Jaeger: Index-Based Search
Jaeger indexes every span field in Elasticsearch, enabling fast arbitrary queries. This provides a richer search experience but requires significant Elasticsearch resources. The index grows proportionally with the number of unique attribute values, which can become expensive at scale.
Zipkin: Simple and Direct
Zipkin uses a straightforward data model with minimal indexing. It is designed for teams that need basic trace search and dependency analysis without the complexity of full-text indexing.
Why Self-Host Your Tracing Backend?
Running your own tracing backend gives you complete control over data retention, sampling policies, and access controls. SaaS observability platforms charge based on data ingestion volume, and tracing data grows quickly as you instrument more services. Self-hosted backends let you retain traces for months or years without per-gigabyte fees.
For organizations already running Grafana for metrics and Loki for logs, adding Tempo creates a unified observability stack managed by a single team. For teams invested in Elasticsearch, Jaeger integrates naturally with existing ELK infrastructure.
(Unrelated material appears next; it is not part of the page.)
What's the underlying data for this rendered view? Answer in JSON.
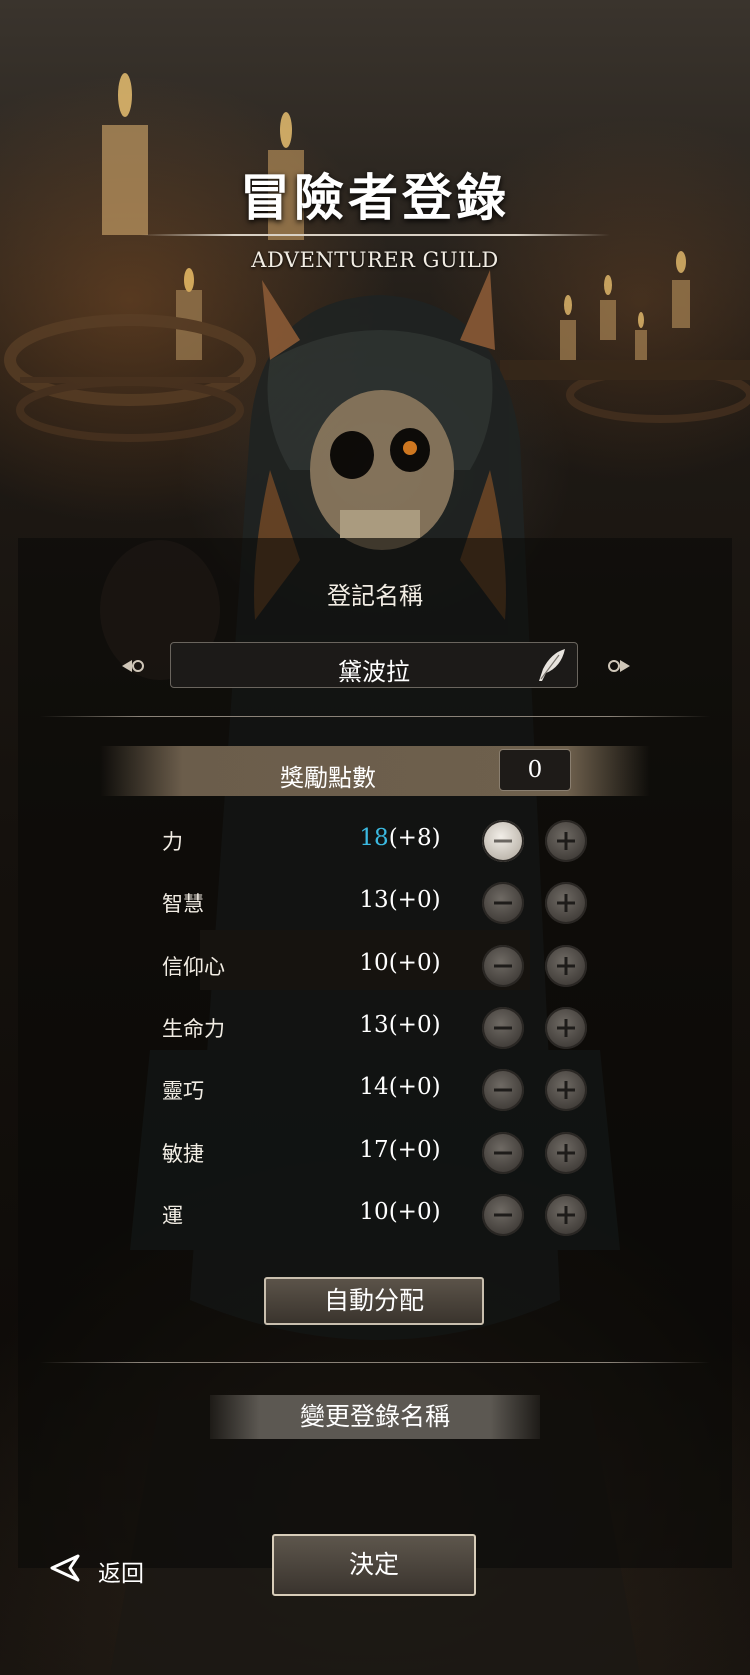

And for smaller teams, Zipkin provides a low-friction entry point into distributed tracing.
For a complete observability strategy, see our Grafana observability guide and Prometheus long-term storage comparison for complementary monitoring tools.
Frequently Asked Questions
Which tracing backend should I choose for a small team?
Start with Zipkin if you need simplicity and low resource usage. A single Zipkin container with in-memory storage is enough for development and small production deployments. If you need persistent traces, add the MySQL backend. For teams already running Grafana, Tempo is a better long-term choice.
Can I switch from Jaeger to Tempo?
Yes. Both support the OpenTelemetry Protocol (OTLP), so you can send traces to both backends simultaneously and compare results before switching. Tempo also supports the Jaeger Thrift protocol for backward compatibility.
How much storage do I need for distributed traces?
For Tempo with object storage, expect approximately 50 MB per million spans. Jaeger with Elasticsearch requires about 200 MB per million spans due to indexing overhead. Zipkin with MySQL falls between 100-150 MB per million spans. Actual sizes depend on span attribute count and payload size.
Does Tempo support the same query features as Jaeger?
Tempo uses TraceQL, which covers most common query patterns: filtering by service name, operation name, duration, span attributes, and trace structure. It does not support full-text search across arbitrary span fields the way Jaeger with Elasticsearch does. For most operational use cases, TraceQL is sufficient.
Can I use head-based sampling to reduce trace volume?
Yes. All three backends work with the OpenTelemetry Collector’s sampling processors. Head-based sampling (probabilistic, rate-limited) discards spans before they reach the backend. Tail-based sampling evaluates complete traces and keeps only those meeting specific criteria, which is more efficient for catching rare errors.